Altruism, the way it has developed under both humanistic and christian modernist traditions, ultimately requires of man that he becomes not only a part of, but also secondary to society as a whole.
The woman who is forced to stay at home and take care of the house and kids is just as heavily influenced by this as the man who spends 70 hours a week working jobs he hates, or is sent of to war to die for the words of politicians.
The problem with this, ofcourse, is that it isn't solved by feminism and female emancipation. The woman who moves from the stove and the children to those 70 hour work weeks remains a slave of the system, she just takes a different position in that system.

What someone like Rand (or Nietzsche) does, is to promote breaking free from the entire "slave morality", and to promote living according to one's own morality, passions and judgements.
If one looks only at women who do this, it will indeed look as if they are merely fighting the traditional patriarchal social forms. The truth, however, is that the difference is a much more fundamental one.

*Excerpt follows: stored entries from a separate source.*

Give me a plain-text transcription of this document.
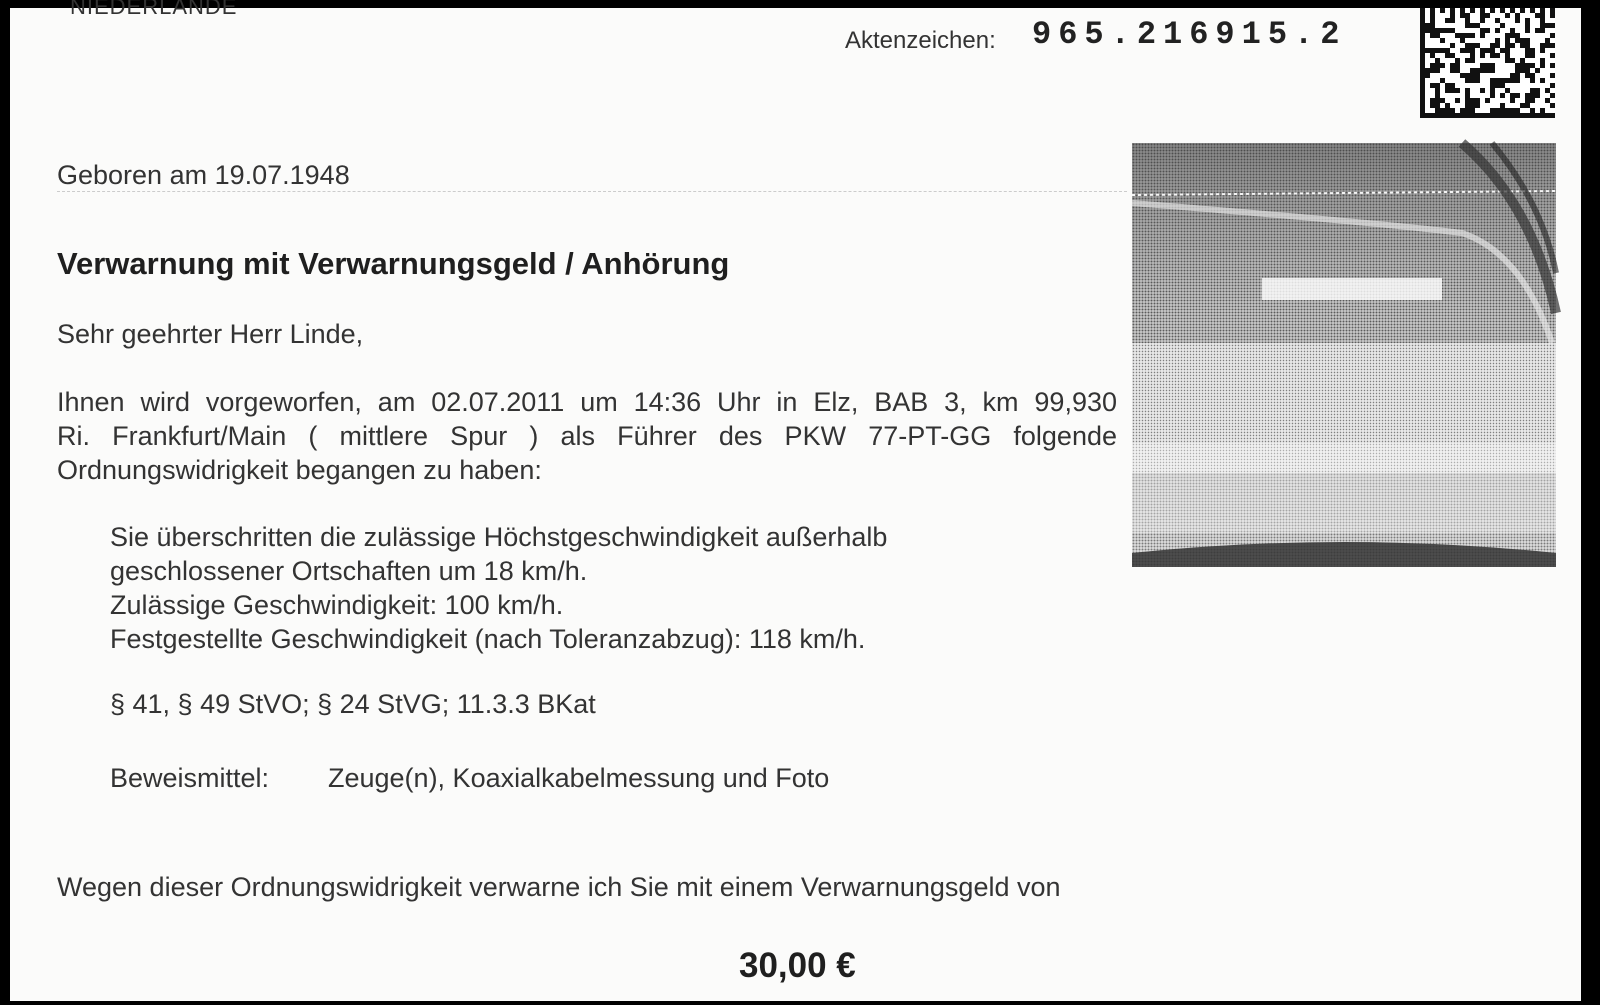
NIEDERLANDE
Aktenzeichen: 965.216915.2
Geboren am 19.07.1948
Verwarnung mit Verwarnungsgeld / Anhörung
Sehr geehrter Herr Linde,
Ihnen wird vorgeworfen, am 02.07.2011 um 14:36 Uhr in Elz, BAB 3, km 99,930
Ri. Frankfurt/Main ( mittlere Spur ) als Führer des PKW 77-PT-GG folgende
Ordnungswidrigkeit begangen zu haben:
Sie überschritten die zulässige Höchstgeschwindigkeit außerhalb
geschlossener Ortschaften um 18 km/h.
Zulässige Geschwindigkeit: 100 km/h.
Festgestellte Geschwindigkeit (nach Toleranzabzug): 118 km/h.
§ 41, § 49 StVO; § 24 StVG; 11.3.3 BKat
Beweismittel: Zeuge(n), Koaxialkabelmessung und Foto
Wegen dieser Ordnungswidrigkeit verwarne ich Sie mit einem Verwarnungsgeld von
30,00 €
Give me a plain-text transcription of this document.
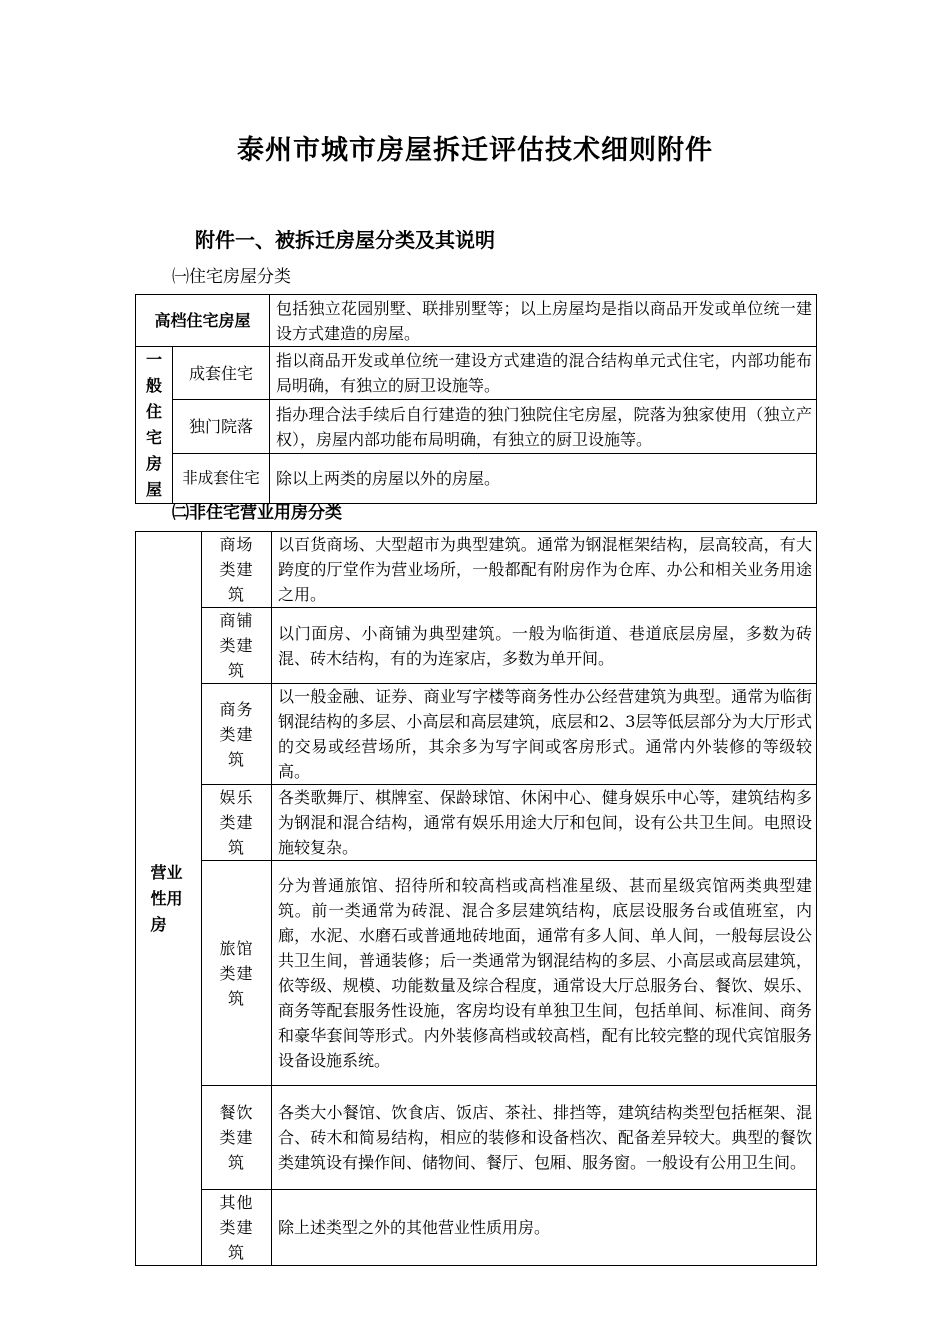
泰州市城市房屋拆迁评估技术细则附件
附件一、被拆迁房屋分类及其说明
㈠住宅房屋分类
高档住宅房屋		包括独立花园别墅、联排别墅等；以上房屋均是指以商品开发或单位统一建设方式建造的房屋。

一般住宅房屋	成套住宅	指以商品开发或单位统一建设方式建造的混合结构单元式住宅，内部功能布局明确，有独立的厨卫设施等。
	独门院落	指办理合法手续后自行建造的独门独院住宅房屋，院落为独家使用（独立产权），房屋内部功能布局明确，有独立的厨卫设施等。
	非成套住宅	除以上两类的房屋以外的房屋。
㈡非住宅营业用房分类
营业性用房	商场类建筑	以百货商场、大型超市为典型建筑。通常为钢混框架结构，层高较高，有大跨度的厅堂作为营业场所，一般都配有附房作为仓库、办公和相关业务用途之用。

	商铺类建筑	以门面房、小商铺为典型建筑。一般为临街道、巷道底层房屋，多数为砖混、砖木结构，有的为连家店，多数为单开间。

	商务类建筑	以一般金融、证券、商业写字楼等商务性办公经营建筑为典型。通常为临街钢混结构的多层、小高层和高层建筑，底层和2、3层等低层部分为大厅形式的交易或经营场所，其余多为写字间或客房形式。通常内外装修的等级较高。

	娱乐类建筑	各类歌舞厅、棋牌室、保龄球馆、休闲中心、健身娱乐中心等，建筑结构多为钢混和混合结构，通常有娱乐用途大厅和包间，设有公共卫生间。电照设施较复杂。

	旅馆类建筑	分为普通旅馆、招待所和较高档或高档准星级、甚而星级宾馆两类典型建筑。前一类通常为砖混、混合多层建筑结构，底层设服务台或值班室，内廊，水泥、水磨石或普通地砖地面，通常有多人间、单人间，一般每层设公共卫生间，普通装修；后一类通常为钢混结构的多层、小高层或高层建筑，依等级、规模、功能数量及综合程度，通常设大厅总服务台、餐饮、娱乐、商务等配套服务性设施，客房均设有单独卫生间，包括单间、标准间、商务和豪华套间等形式。内外装修高档或较高档，配有比较完整的现代宾馆服务设备设施系统。

	餐饮类建筑	各类大小餐馆、饮食店、饭店、茶社、排挡等，建筑结构类型包括框架、混合、砖木和简易结构，相应的装修和设备档次、配备差异较大。典型的餐饮类建筑设有操作间、储物间、餐厅、包厢、服务窗。一般设有公用卫生间。

	其他类建筑	除上述类型之外的其他营业性质用房。
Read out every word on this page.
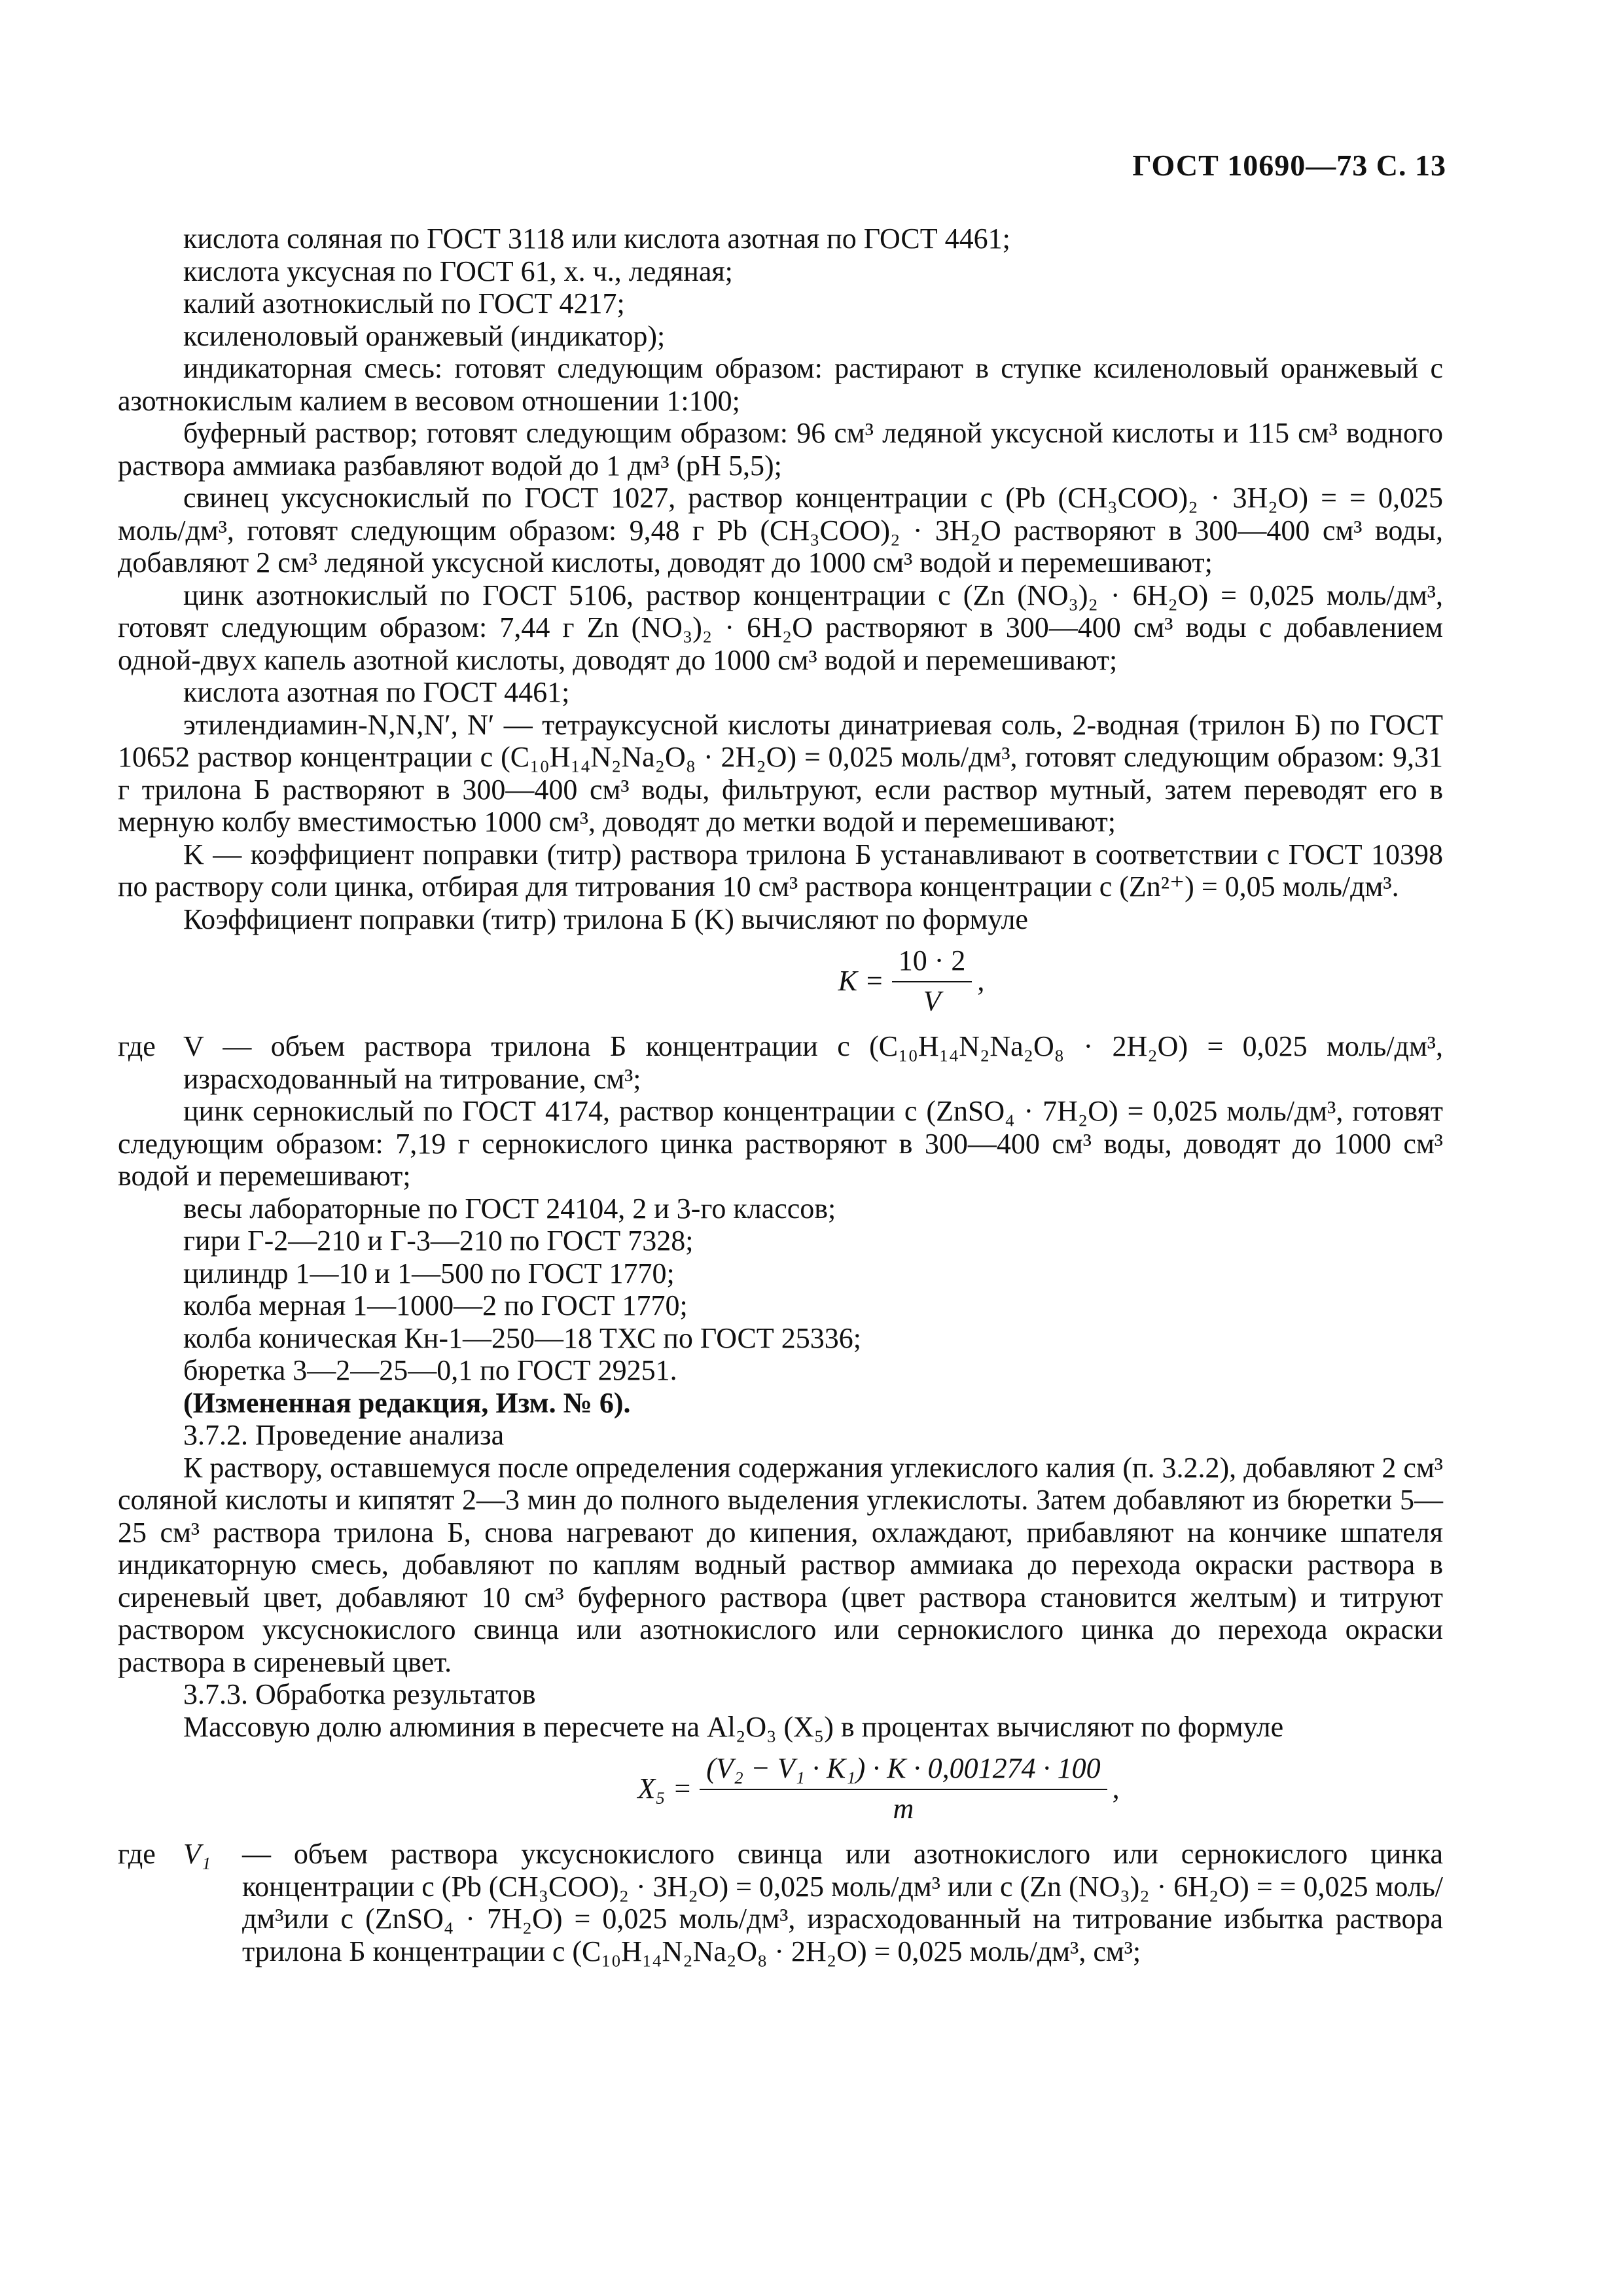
ГОСТ 10690—73 С. 13

кислота соляная по ГОСТ 3118 или кислота азотная по ГОСТ 4461;

кислота уксусная по ГОСТ 61, х. ч., ледяная;

калий азотнокислый по ГОСТ 4217;

ксиленоловый оранжевый (индикатор);

индикаторная смесь: готовят следующим образом: растирают в ступке ксиленоловый оранжевый с азотнокислым калием в весовом отношении 1:100;

буферный раствор; готовят следующим образом: 96 см³ ледяной уксусной кислоты и 115 см³ водного раствора аммиака разбавляют водой до 1 дм³ (рН 5,5);

свинец уксуснокислый по ГОСТ 1027, раствор концентрации c (Pb (CH₃COO)₂ · 3H₂O) = = 0,025 моль/дм³, готовят следующим образом: 9,48 г Pb (CH₃COO)₂ · 3H₂O растворяют в 300—400 см³ воды, добавляют 2 см³ ледяной уксусной кислоты, доводят до 1000 см³ водой и перемешивают;

цинк азотнокислый по ГОСТ 5106, раствор концентрации c (Zn (NO₃)₂ · 6H₂O) = 0,025 моль/дм³, готовят следующим образом: 7,44 г Zn (NO₃)₂ · 6H₂O растворяют в 300—400 см³ воды с добавлением одной-двух капель азотной кислоты, доводят до 1000 см³ водой и перемешивают;

кислота азотная по ГОСТ 4461;

этилендиамин-N,N,N′, N′ — тетрауксусной кислоты динатриевая соль, 2-водная (трилон Б) по ГОСТ 10652 раствор концентрации c (C₁₀H₁₄N₂Na₂O₈ · 2H₂O) = 0,025 моль/дм³, готовят следующим образом: 9,31 г трилона Б растворяют в 300—400 см³ воды, фильтруют, если раствор мутный, затем переводят его в мерную колбу вместимостью 1000 см³, доводят до метки водой и перемешивают;

K — коэффициент поправки (титр) раствора трилона Б устанавливают в соответствии с ГОСТ 10398 по раствору соли цинка, отбирая для титрования 10 см³ раствора концентрации c (Zn²⁺) = 0,05 моль/дм³.

Коэффициент поправки (титр) трилона Б (K) вычисляют по формуле

$K = \frac{10 \cdot 2}{V}$ ,
где V — объем раствора трилона Б концентрации c (C₁₀H₁₄N₂Na₂O₈ · 2H₂O) = 0,025 моль/дм³, израсходованный на титрование, см³;

цинк сернокислый по ГОСТ 4174, раствор концентрации c (ZnSO₄ · 7H₂O) = 0,025 моль/дм³, готовят следующим образом: 7,19 г сернокислого цинка растворяют в 300—400 см³ воды, доводят до 1000 см³ водой и перемешивают;

весы лабораторные по ГОСТ 24104, 2 и 3-го классов;

гири Г-2—210 и Г-3—210 по ГОСТ 7328;

цилиндр 1—10 и 1—500 по ГОСТ 1770;

колба мерная 1—1000—2 по ГОСТ 1770;

колба коническая Кн-1—250—18 ТХС по ГОСТ 25336;

бюретка 3—2—25—0,1 по ГОСТ 29251.

(Измененная редакция, Изм. № 6).

3.7.2. Проведение анализа

К раствору, оставшемуся после определения содержания углекислого калия (п. 3.2.2), добавляют 2 см³ соляной кислоты и кипятят 2—3 мин до полного выделения углекислоты. Затем добавляют из бюретки 5—25 см³ раствора трилона Б, снова нагревают до кипения, охлаждают, прибавляют на кончике шпателя индикаторную смесь, добавляют по каплям водный раствор аммиака до перехода окраски раствора в сиреневый цвет, добавляют 10 см³ буферного раствора (цвет раствора становится желтым) и титруют раствором уксуснокислого свинца или азотнокислого или сернокислого цинка до перехода окраски раствора в сиреневый цвет.

3.7.3. Обработка результатов

Массовую долю алюминия в пересчете на Al₂O₃ (X₅) в процентах вычисляют по формуле

$X_5 = \frac{\text{(V₂ − V₁ · K₁) · K · 0,001274 · 100}}{m}$ ,
где V₁	— объем раствора уксуснокислого свинца или азотнокислого или сернокислого цинка концентрации c (Pb (CH₃COO)₂ · 3H₂O) = 0,025 моль/дм³ или c (Zn (NO₃)₂ · 6H₂O) = = 0,025 моль/дм³или c (ZnSO₄ · 7H₂O) = 0,025 моль/дм³, израсходованный на титрование избытка раствора трилона Б концентрации c (C₁₀H₁₄N₂Na₂O₈ · 2H₂O) = 0,025 моль/дм³, см³;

Unfortunately, society as a whole would collapse if everyone did this. For society to continue functioning, it is necessary that many people - if not the majority - live lives they'd rather not have, with jobs they hate and a moral system which mainly consists of what is forced upon them by society.

Quote:
Originally posted by 2HousePlague
And yes, I do agree wtih that (most of the time) belief systems (whether secular or sprititual) rob the individual of power and self-determination. But, it is my personal opinion that GROWTH for human beings requires a constant struggling with the question: "Am I God, or am I subject to God" -- just like Milton illuminated in Paradise Lost.

j-
Just curious, why do you think personal growth requires the involvement of the question of God?